Nintendo approached open-source project repository GitHub and asked it to shut down a popular Game Boy Advance emulator being hosted on the site. The emulator in question is browser-based, and does not require users to supply their own game ROM files in order to play. This means that the emulator is being bundled with illegitimate copies of Nintendo's software, constituting copyright infringement. Nintendo has chosen not to pursue immediate legal action as it did in the recent case of LoveROMS, and instead simply wants the emulator taken down. It should be noted that the code used to make the emulator run is fully visible on GitHub and is under a free and open-source license, meaning that there are bound to be forks and copies of the project for Nintendo to contend with.

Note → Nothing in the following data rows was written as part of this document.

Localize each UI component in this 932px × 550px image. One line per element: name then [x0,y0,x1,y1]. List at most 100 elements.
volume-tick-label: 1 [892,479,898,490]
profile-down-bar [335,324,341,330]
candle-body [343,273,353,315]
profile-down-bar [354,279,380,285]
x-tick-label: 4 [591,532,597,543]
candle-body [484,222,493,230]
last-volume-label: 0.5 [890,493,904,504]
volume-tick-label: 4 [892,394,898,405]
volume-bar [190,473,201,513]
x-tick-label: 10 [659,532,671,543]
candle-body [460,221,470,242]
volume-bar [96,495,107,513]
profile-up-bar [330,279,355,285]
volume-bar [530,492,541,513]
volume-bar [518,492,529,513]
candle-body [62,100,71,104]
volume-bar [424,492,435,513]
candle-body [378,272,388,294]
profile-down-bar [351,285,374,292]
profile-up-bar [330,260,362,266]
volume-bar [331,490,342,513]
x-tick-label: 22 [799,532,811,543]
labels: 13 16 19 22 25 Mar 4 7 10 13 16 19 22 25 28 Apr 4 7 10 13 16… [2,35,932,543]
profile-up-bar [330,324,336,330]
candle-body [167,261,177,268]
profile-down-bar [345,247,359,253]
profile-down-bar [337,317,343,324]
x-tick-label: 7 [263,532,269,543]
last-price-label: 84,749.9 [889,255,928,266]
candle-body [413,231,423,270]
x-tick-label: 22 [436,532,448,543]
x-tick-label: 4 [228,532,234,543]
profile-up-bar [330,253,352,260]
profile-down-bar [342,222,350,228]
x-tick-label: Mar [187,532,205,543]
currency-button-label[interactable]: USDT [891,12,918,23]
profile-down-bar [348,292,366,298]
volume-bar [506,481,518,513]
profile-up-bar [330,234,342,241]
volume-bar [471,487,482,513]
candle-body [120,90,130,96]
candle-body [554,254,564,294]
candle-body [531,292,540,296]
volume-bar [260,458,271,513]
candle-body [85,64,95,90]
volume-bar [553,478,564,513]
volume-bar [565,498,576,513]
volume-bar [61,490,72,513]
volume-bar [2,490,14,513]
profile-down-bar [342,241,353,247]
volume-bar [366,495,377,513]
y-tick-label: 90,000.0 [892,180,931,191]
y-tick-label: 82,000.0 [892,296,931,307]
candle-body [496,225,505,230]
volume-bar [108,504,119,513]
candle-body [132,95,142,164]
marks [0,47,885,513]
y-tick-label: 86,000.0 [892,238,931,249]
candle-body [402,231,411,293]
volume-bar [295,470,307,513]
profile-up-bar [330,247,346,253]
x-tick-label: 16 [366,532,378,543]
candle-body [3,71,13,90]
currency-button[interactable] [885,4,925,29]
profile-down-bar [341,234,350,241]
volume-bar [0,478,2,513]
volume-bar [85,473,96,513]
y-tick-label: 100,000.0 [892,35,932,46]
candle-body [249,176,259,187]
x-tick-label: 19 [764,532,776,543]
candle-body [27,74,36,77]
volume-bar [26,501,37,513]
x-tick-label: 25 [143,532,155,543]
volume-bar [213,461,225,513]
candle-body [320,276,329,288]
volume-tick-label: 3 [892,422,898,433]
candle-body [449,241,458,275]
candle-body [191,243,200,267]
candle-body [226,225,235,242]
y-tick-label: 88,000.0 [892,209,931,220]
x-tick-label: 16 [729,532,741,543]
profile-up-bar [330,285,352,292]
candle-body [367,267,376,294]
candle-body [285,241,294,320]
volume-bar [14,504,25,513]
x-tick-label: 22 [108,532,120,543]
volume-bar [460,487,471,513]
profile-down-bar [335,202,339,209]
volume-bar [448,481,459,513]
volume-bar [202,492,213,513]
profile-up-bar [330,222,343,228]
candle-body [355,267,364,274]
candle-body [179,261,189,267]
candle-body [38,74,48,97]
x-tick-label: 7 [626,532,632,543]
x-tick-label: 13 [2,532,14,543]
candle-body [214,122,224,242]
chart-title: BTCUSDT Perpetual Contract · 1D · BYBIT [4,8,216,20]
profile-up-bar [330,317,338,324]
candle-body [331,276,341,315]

For the uninitiated, an emulator program made to run console and handheld games on a computer, smartphone or other device is not illegal or infringing in and of itself. The game software and the system BIOS files of the emulated consoles are covered under copyright law, and thus must legally be supplied by users. Hosting ROMs on a website with a clearly stated rule set that dictates they only be used for backup and archival purposes, meanwhile is a legal gray area. This emulator bundles everything you need to play in a browser-based package that's not meant for end users to download, which means that the ROMs logically cannot be for archival or backup purposes, and are meant for immediate, short-form play, a clear violation of relevant laws.
This disparity of law is why big emulation sites like EmuParadise can continue to stay open, though game companies do very often file DMCA takedown notices against those sites as well. Creators of emulators are almost always within their legal rights, but bundling the games or BIOS files with the emulator can be construed as illegal even when they're for download and not immediate play. To put it as straightforward as possible, in almost all cases, if you own a game and a console, you're legally allowed to play that game in an emulator, and under no other circumstances. It should be noted that the terms of service for some games and consoles disallows even this, and in those cases, the makers of those games and consoles can go after sites and uploaders in a lawsuit, even though no criminal charges can be pursued. Nintendo is no stranger to such enforcement, and often come down hard on fan creations and derivative works as well.